Mirrors are an obsession of mine. When I was a teenager, I took dance classes in one, two, and then three different studios. I could do ballet, tap, jazz, and modern, as well as acrobatics.

It was enjoyable at first. It was a hobby that I enjoyed and the friendships I made.

At the age of 14, I started to consider it a career and saw it as something I could do. I could combine my passion for performing arts with my love of writing. At 18 I knew I wanted to major and study English and dance so that I could choreograph and write musicals.

But I had a secret. I wasn’t well. I was attempting to slim down before every audition or major performance.

It is no secret that the beauty and fitness standards that the dance industry has set are unattainable for many people, especially for Black girls.

To pursue a career in professional dance, I had to fulfill an expectation that was not set for me.

It was the first time that I felt the same emotions as many Black women when trying to navigate the world of fitness. The message is that the ideal body isn’t a Black one.

Allowing go of impossible ideals

My dance career was stressful enough without the added pressure of being rejected. After auditioning for many university dance programs the best rejected me. The programs they accepted me to were not for me. As an adult, I am now questioning my decision to reject Howard.

Combining rejection and unattainable standards can be a powerful combination.

I binged on sweets and junk food. Or anytime really. Because I loved to eat. I love food, no matter how large or small. Mealtime is an occasion that makes me happy and my stomach happy.

Afterward, I purged when I felt I could control the outcome.

When I first started college, I had to audition twice for the dance program at my university. I was rejected twice. At 19 I knew I couldn’t make a living dancing, no matter how much my love for it.

I danced with an extracurricular dance company on campus and then switched to creative writing and journalism as my academic focus.

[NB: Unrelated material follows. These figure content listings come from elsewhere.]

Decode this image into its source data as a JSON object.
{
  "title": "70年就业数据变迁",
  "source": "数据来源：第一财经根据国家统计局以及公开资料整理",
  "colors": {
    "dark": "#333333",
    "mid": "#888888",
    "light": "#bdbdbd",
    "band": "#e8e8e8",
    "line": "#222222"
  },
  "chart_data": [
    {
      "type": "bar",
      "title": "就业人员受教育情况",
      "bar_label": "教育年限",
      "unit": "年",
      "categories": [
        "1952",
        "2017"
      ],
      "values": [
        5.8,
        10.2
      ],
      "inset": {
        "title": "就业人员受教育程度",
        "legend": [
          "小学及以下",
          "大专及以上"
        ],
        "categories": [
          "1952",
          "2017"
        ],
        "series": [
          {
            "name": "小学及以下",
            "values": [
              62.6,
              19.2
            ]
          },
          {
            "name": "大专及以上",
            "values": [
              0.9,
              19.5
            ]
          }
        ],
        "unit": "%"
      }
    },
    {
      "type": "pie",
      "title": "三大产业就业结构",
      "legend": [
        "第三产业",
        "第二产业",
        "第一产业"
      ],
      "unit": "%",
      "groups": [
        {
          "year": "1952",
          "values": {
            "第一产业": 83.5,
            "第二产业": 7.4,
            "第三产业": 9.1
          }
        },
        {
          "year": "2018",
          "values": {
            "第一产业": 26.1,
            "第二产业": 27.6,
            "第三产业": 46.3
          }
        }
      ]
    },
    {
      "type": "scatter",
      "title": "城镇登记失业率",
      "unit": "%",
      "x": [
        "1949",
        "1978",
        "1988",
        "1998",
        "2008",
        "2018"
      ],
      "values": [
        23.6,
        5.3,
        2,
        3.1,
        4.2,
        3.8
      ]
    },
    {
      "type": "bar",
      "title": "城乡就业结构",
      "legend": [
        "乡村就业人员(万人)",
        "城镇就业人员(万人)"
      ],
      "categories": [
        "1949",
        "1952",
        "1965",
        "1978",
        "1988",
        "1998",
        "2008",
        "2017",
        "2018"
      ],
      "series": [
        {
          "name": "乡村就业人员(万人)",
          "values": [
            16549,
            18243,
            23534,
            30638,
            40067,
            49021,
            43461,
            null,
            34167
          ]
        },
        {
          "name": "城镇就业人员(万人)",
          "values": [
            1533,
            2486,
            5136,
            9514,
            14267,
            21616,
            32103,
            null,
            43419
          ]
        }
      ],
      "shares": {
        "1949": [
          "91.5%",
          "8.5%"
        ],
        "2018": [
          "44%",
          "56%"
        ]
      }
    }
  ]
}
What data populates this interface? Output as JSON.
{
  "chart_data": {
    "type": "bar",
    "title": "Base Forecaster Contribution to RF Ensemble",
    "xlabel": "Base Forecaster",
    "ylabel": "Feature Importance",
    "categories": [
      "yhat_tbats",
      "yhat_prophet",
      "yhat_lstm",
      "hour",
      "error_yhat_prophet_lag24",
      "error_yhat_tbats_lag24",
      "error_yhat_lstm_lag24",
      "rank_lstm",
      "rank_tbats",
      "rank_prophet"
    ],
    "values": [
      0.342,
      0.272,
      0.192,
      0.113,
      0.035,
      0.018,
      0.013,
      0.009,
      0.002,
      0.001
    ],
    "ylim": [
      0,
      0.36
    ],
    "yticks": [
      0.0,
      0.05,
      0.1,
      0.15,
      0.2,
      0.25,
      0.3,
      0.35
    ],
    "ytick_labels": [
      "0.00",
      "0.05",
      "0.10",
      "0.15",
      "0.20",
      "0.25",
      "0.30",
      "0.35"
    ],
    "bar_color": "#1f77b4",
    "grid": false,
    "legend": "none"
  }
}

I was able, by releasing the pressure I had placed on myself to be a good dancer, to also let go of some of my unhealthy behaviors. I quit binging and purging shortly after I began undergraduate school.

The “freshman fifteen” was my friend. I went to the gym only when I felt like doing so, and I had cycles of feeling a bit bloated to wanting to stop working out altogether. These are still my routines, better or worse, ten years later.